Les archives comprenaient également des informations selon lesquelles le KGB soutenait les théories du complot autour du meurtre du président John F. Kennedy en finançant des écrivains qui promouvaient un point de vue alternatif sur cet événement historique. D'autres opérations de désinformation – appelées « mesures actives » dans le jargon du KGB – ont également été découvertes.
Les retombées
Si les motivations de Mitrokhine font l'objet de débats, c’est également le cas pour la pertinence et la validité des informations divulguées. Bien que les fichiers aient sans aucun doute offert une riche source d'informations aux historiens, leur pertinence pour les services de renseignement modernes est mise en doute, principalement en raison de leur caractère obsolète.

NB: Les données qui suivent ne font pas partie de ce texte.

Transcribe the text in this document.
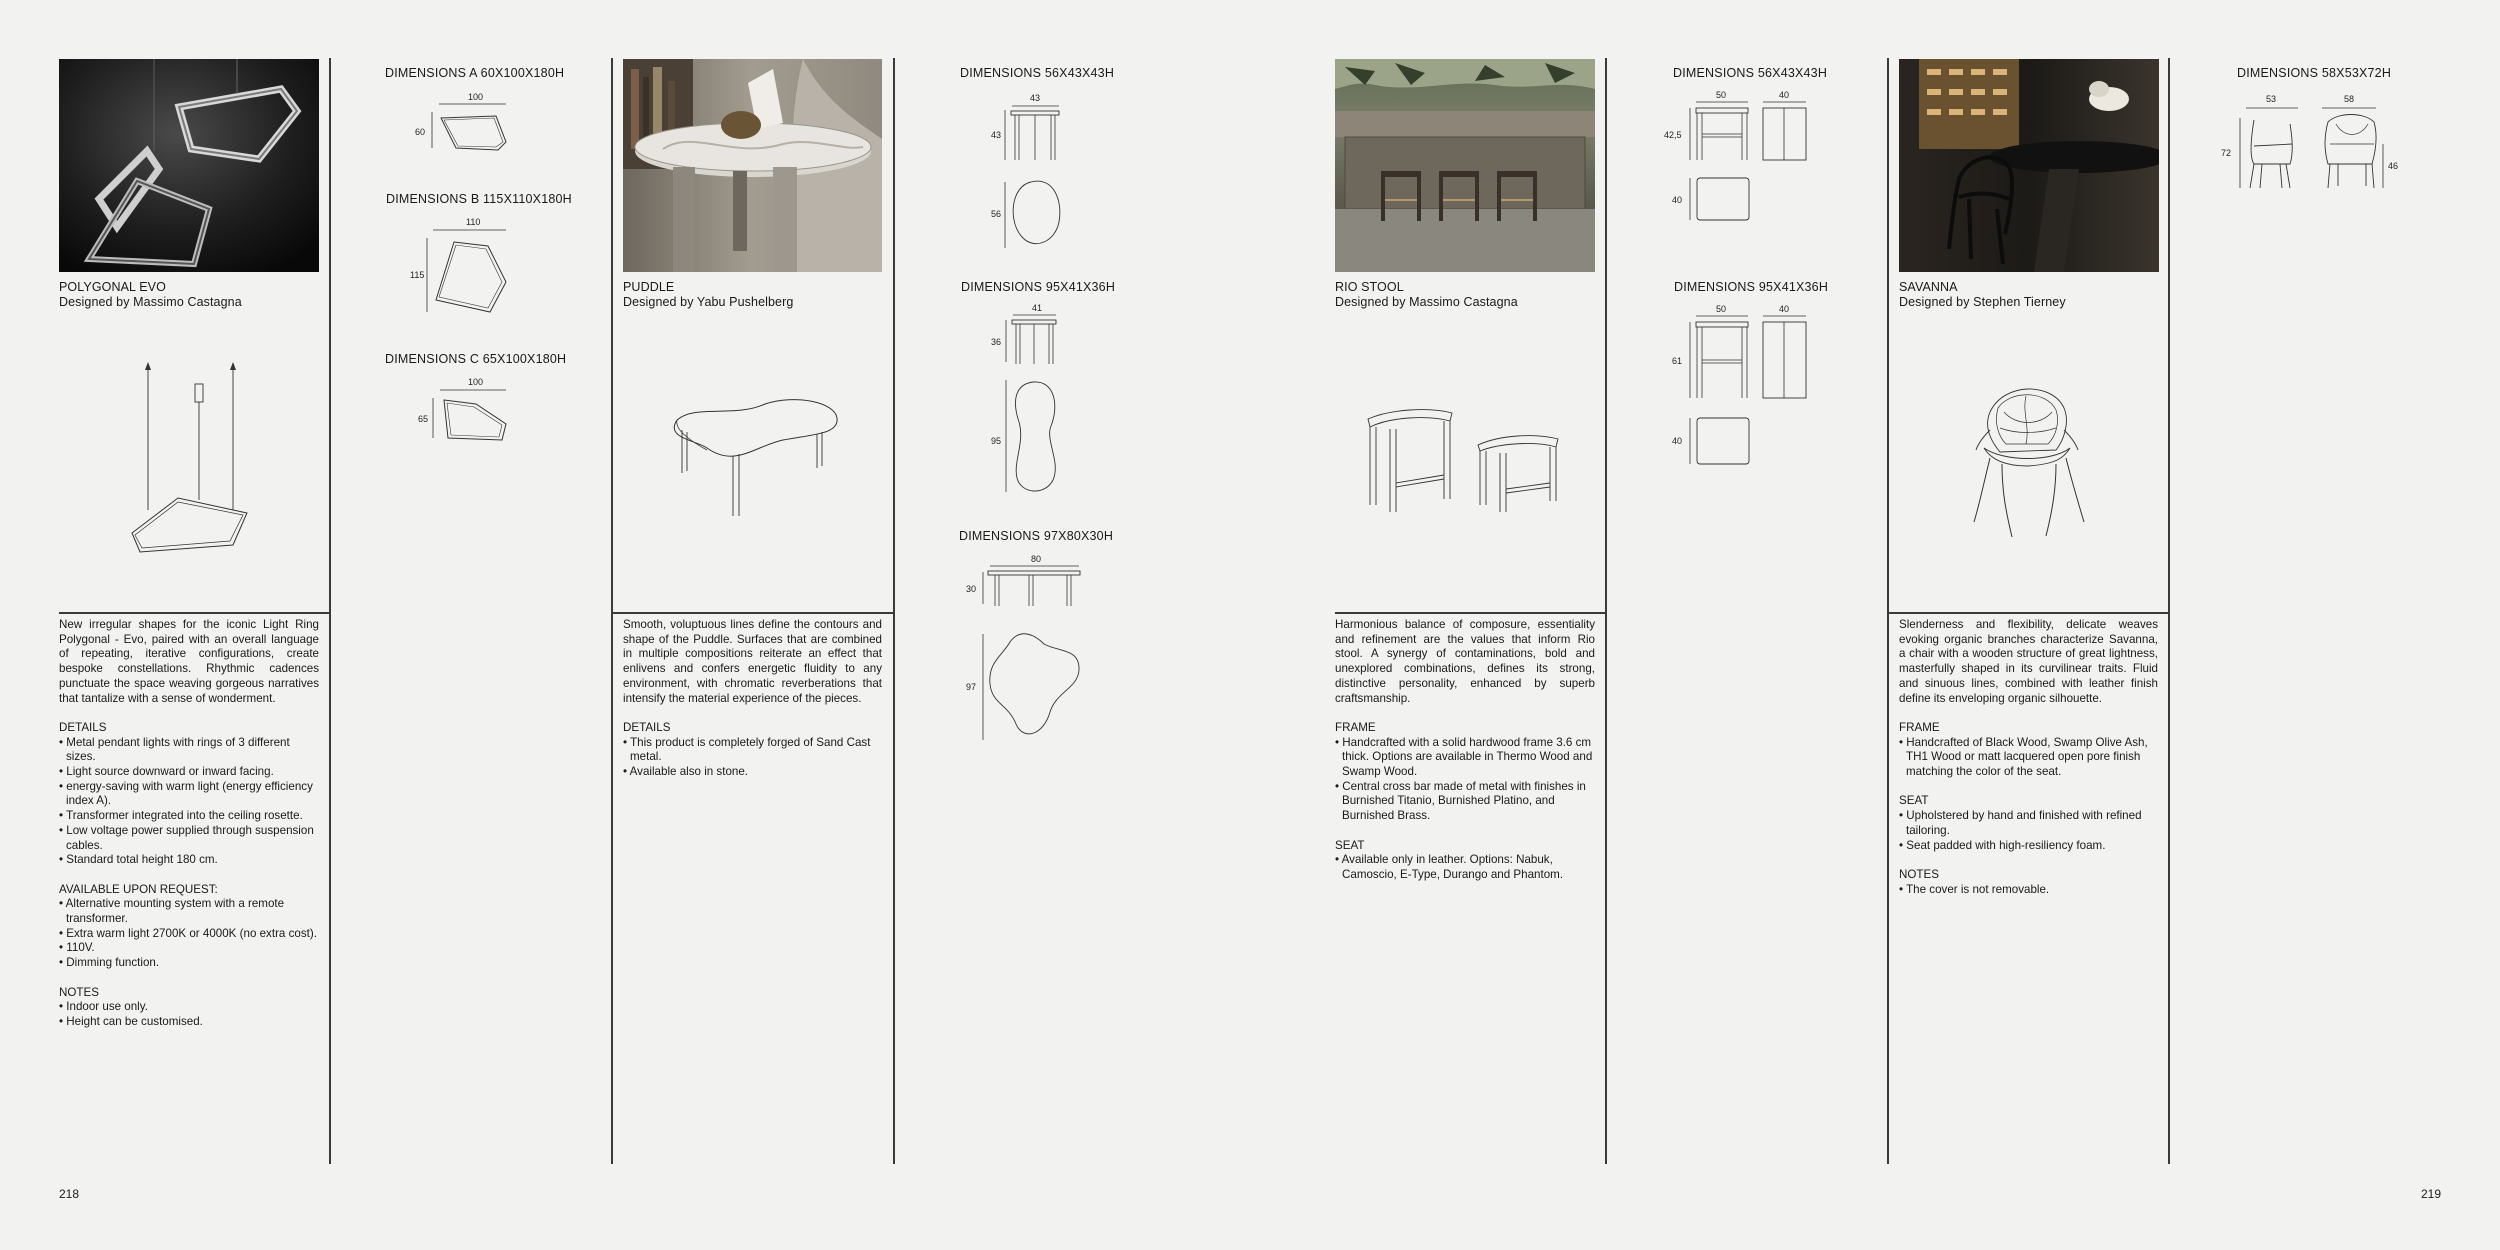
POLYGONAL EVO
Designed by Massimo Castagna

New irregular shapes for the iconic Light Ring Polygonal - Evo, paired with an overall language of repeating, iterative configurations, create bespoke constellations. Rhythmic cadences punctuate the space weaving gorgeous narratives that tantalize with a sense of wonderment.

DETAILS
• Metal pendant lights with rings of 3 different sizes.
• Light source downward or inward facing.
• energy-saving with warm light (energy efficiency index A).
• Transformer integrated into the ceiling rosette.
• Low voltage power supplied through suspension cables.
• Standard total height 180 cm.
AVAILABLE UPON REQUEST:
• Alternative mounting system with a remote transformer.
• Extra warm light 2700K or 4000K (no extra cost).
• 110V.
• Dimming function.
NOTES
• Indoor use only.
• Height can be customised.
DIMENSIONS A 60X100X180H
100
60
DIMENSIONS B 115X110X180H
110
115
DIMENSIONS C 65X100X180H
100
65
PUDDLE
Designed by Yabu Pushelberg

Smooth, voluptuous lines define the contours and shape of the Puddle. Surfaces that are combined in multiple compositions reiterate an effect that enlivens and confers energetic fluidity to any environment, with chromatic reverberations that intensify the material experience of the pieces.

DETAILS
• This product is completely forged of Sand Cast metal.
• Available also in stone.
DIMENSIONS 56X43X43H
43
43
56
DIMENSIONS 95X41X36H
41
36
95
DIMENSIONS 97X80X30H
80
30
97
RIO STOOL
Designed by Massimo Castagna

Harmonious balance of composure, essentiality and refinement are the values that inform Rio stool. A synergy of contaminations, bold and unexplored combinations, defines its strong, distinctive personality, enhanced by superb craftsmanship.

FRAME
• Handcrafted with a solid hardwood frame 3.6 cm thick. Options are available in Thermo Wood and Swamp Wood.
• Central cross bar made of metal with finishes in Burnished Titanio, Burnished Platino, and Burnished Brass.
SEAT
• Available only in leather. Options: Nabuk, Camoscio, E-Type, Durango and Phantom.
DIMENSIONS 56X43X43H
50	40
42,5
40
DIMENSIONS 95X41X36H
50	40
61
40
SAVANNA
Designed by Stephen Tierney

Slenderness and flexibility, delicate weaves evoking organic branches characterize Savanna, a chair with a wooden structure of great lightness, masterfully shaped in its curvilinear traits. Fluid and sinuous lines, combined with leather finish define its enveloping organic silhouette.

FRAME
• Handcrafted of Black Wood, Swamp Olive Ash, TH1 Wood or matt lacquered open pore finish matching the color of the seat.
SEAT
• Upholstered by hand and finished with refined tailoring.
• Seat padded with high-resiliency foam.
NOTES
• The cover is not removable.
DIMENSIONS 58X53X72H
53	58
72
46
218	219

Le premier livre basé sur les archives Mitrokhine a été publié en 1999 et les notes originales n'ont été dévoilées pour la recherche publique qu'en 2014. Même au moment de la divulgation initiale des fichiers aux autorités britanniques en 1992, l'Union soviétique et le KGB n’étaient plus. Bien que la révélation des notes ait suscité des enquêtes parlementaires au Royaume-Uni, en Italie et en Inde, celles-ci n'ont produit aucun résultat sensationnel. Pour preuve, l'informatrice soviétique Melita Norwood n'a jamais été poursuivie au Royaume-Uni pour ce qu'elle avait fait pendant la guerre froide.
Aujourd'hui, n'importe qui peut accéder aux fichiers de Mitrokhine via les archives numériques du Wilson Center.